Et nous voici réorientées vers les retraites, chacune ayant son point de vue, capitaliser et préparer sa retraite en économisant au fil du temps pour certaines, solidarité entre ceux qui gagnent beaucoup et ceux qui ont juste de quoi vivre pour les autres. Une seule certitude, il serait grand temps de revoir notre système de retraite avant qu'il ne s'étouffe et ne conduise la population âgée dans la précarité, après avoir travaillé toute sa vie. Le débat est vif, mais toujours sans colère, notre amitié a dépassé ce stade il y a bien longtemps. Nous nous apprécions trop pour en venir à nous fâcher.
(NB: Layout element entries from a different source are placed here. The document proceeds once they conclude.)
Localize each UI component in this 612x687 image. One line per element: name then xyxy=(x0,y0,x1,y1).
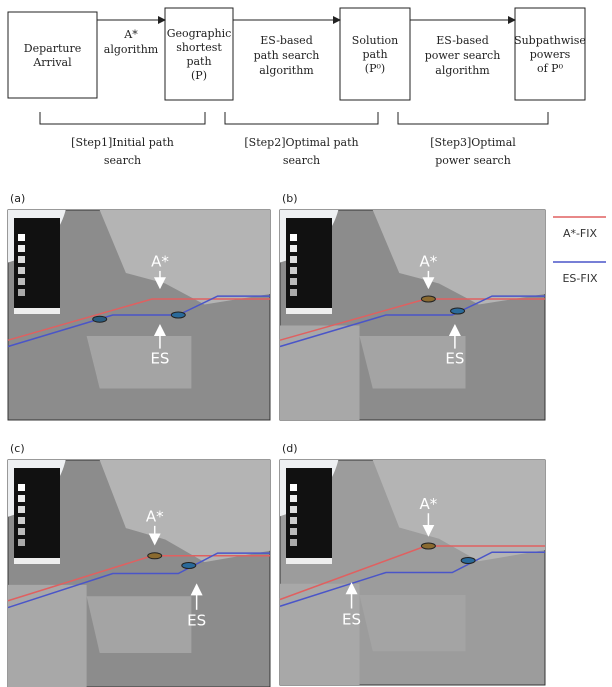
wave-legend-swatch xyxy=(18,528,25,535)
annotation-a-star: A* xyxy=(146,507,164,525)
ship-es xyxy=(451,308,465,314)
wave-legend-swatch xyxy=(290,517,297,524)
scale-bar xyxy=(14,308,60,314)
ship-a-star xyxy=(421,296,435,302)
step-label-line: search xyxy=(104,154,141,167)
wave-legend-swatch xyxy=(290,245,297,252)
edge-label-line: algorithm xyxy=(259,64,314,77)
edge-label-line: A* xyxy=(123,28,138,41)
step-label: [Step3]Optimal power search xyxy=(430,136,516,167)
node-label-line: shortest xyxy=(176,41,222,54)
node-label-line: of P⁰ xyxy=(537,62,564,75)
wave-legend-swatch xyxy=(290,484,297,491)
edge-label: ES-based path search algorithm xyxy=(254,34,320,77)
step-label-line: [Step1]Initial path xyxy=(71,136,174,149)
node-label-line: Subpathwise xyxy=(514,34,586,47)
node-label-line: Departure xyxy=(24,42,81,55)
wave-zone xyxy=(87,596,192,653)
flow-box xyxy=(165,8,233,100)
wave-zone xyxy=(360,595,466,651)
wave-legend-swatch xyxy=(290,256,297,263)
wave-legend-swatch xyxy=(18,245,25,252)
node-label-line: Arrival xyxy=(32,56,72,69)
wave-zone xyxy=(87,336,192,389)
flow-box xyxy=(8,12,97,98)
panel-label: (d) xyxy=(282,442,298,455)
wave-legend-swatch xyxy=(18,278,25,285)
ship-a-star xyxy=(421,543,435,549)
step-bracket xyxy=(40,112,205,124)
ship-es xyxy=(182,563,196,569)
figure: DepartureArrivalGeographicshortestpath(P… xyxy=(0,0,612,687)
step-bracket xyxy=(225,112,378,124)
ship-es xyxy=(171,312,185,318)
annotation-es: ES xyxy=(187,612,206,630)
annotation-es: ES xyxy=(342,610,361,628)
step-label-line: [Step3]Optimal xyxy=(430,136,516,149)
panel-label: (a) xyxy=(10,192,25,205)
legend-label: A*-FIX xyxy=(563,227,598,240)
scale-bar xyxy=(14,558,60,564)
node-label-line: Solution xyxy=(352,34,398,47)
edge-label: A* algorithm xyxy=(104,28,159,56)
node-label-line: (P) xyxy=(191,69,207,82)
scale-bar xyxy=(286,308,332,314)
wave-legend-swatch xyxy=(18,289,25,296)
annotation-es: ES xyxy=(150,349,169,367)
edge-label-line: ES-based xyxy=(260,34,312,47)
step-label-line: search xyxy=(283,154,320,167)
edge-label-line: power search xyxy=(425,49,501,62)
wave-legend-swatch xyxy=(290,278,297,285)
wave-legend-swatch xyxy=(18,267,25,274)
ship-a-star xyxy=(148,553,162,559)
map-panel: A* ES xyxy=(8,210,270,420)
step-label-line: [Step2]Optimal path xyxy=(244,136,358,149)
wave-legend-swatch xyxy=(290,267,297,274)
step-label-line: power search xyxy=(435,154,511,167)
wave-zone xyxy=(280,584,360,685)
wave-legend-swatch xyxy=(18,517,25,524)
edge-label: ES-based power search algorithm xyxy=(425,34,501,77)
scale-bar xyxy=(286,558,332,564)
node-label-line: path xyxy=(186,55,211,68)
wave-legend-swatch xyxy=(18,234,25,241)
edge-label-line: algorithm xyxy=(435,64,490,77)
step-bracket xyxy=(398,112,548,124)
wave-legend-swatch xyxy=(18,256,25,263)
node-label-line: powers xyxy=(530,48,571,61)
wave-legend-swatch xyxy=(18,539,25,546)
wave-zone xyxy=(8,585,87,687)
wave-legend-swatch xyxy=(290,506,297,513)
annotation-a-star: A* xyxy=(420,253,438,271)
map-panel: A* ES xyxy=(280,210,545,420)
node-label-line: (P⁰) xyxy=(365,62,385,75)
wave-legend-swatch xyxy=(290,528,297,535)
edge-label-line: ES-based xyxy=(436,34,488,47)
panel-label: (c) xyxy=(10,442,25,455)
node-label-line: path xyxy=(362,48,387,61)
ship-a-star xyxy=(93,316,107,322)
annotation-a-star: A* xyxy=(420,495,438,513)
edge-label-line: path search xyxy=(254,49,320,62)
map-panel: A* ES xyxy=(8,460,270,687)
annotation-a-star: A* xyxy=(151,253,169,271)
panel-label: (b) xyxy=(282,192,298,205)
ship-es xyxy=(461,558,475,564)
wave-legend-swatch xyxy=(18,484,25,491)
wave-legend-swatch xyxy=(290,539,297,546)
wave-legend-swatch xyxy=(18,506,25,513)
step-label: [Step2]Optimal path search xyxy=(244,136,358,167)
annotation-es: ES xyxy=(445,349,464,367)
legend-label: ES-FIX xyxy=(562,272,597,285)
edge-label-line: algorithm xyxy=(104,43,159,56)
wave-legend-swatch xyxy=(290,234,297,241)
map-panel: A* ES xyxy=(280,460,545,685)
node-label-line: Geographic xyxy=(167,27,232,40)
wave-zone xyxy=(280,326,360,421)
wave-legend-swatch xyxy=(18,495,25,502)
wave-legend-swatch xyxy=(290,495,297,502)
step-label: [Step1]Initial path search xyxy=(71,136,174,167)
wave-legend-swatch xyxy=(290,289,297,296)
Peu importe nos opinions personnelles, ce n'est pas nous qui changerons les lois alors, il n'est pas nécessaire de se mettre en colère, juste utile d'échanger sur le sujet. Nous aimerions bien être entendues de nos édiles, comme une bonne partie du peuple, et même si certains hommes politiques prétendent vouloir être à notre écoute, dès que le pouvoir leur est donné, ils perdent subitement la capacité de nous entendre.

La maîtresse de maison demande de l'aide pour débarrasser afin de pouvoir apporter le dessert, tel un « pouce ! » que nous faisions enfant pour mettre le jeu en pause. Comme une volée de moineaux, nous nous éparpillons soit pour l'aider, soit pour une petite pause cigarette ou un petit tour en douce sur son portable.

Pour le dessert, c'est retour sur le canapé, histoire de se détendre et de profiter du feu qui brûle encore dans l'insert, mais en attendant, on termine de nettoyer la table de tous les souvenirs de nos ripailles. On se contente d'apporter le tout dans la cuisine que l'on se dépêche de quitter afin de ne pas empiéter sur le territoire de notre hôtesse puis nous reprenons notre place, mes amies sur le canapé ou les fauteuils et moi dans ma chaise à bascule.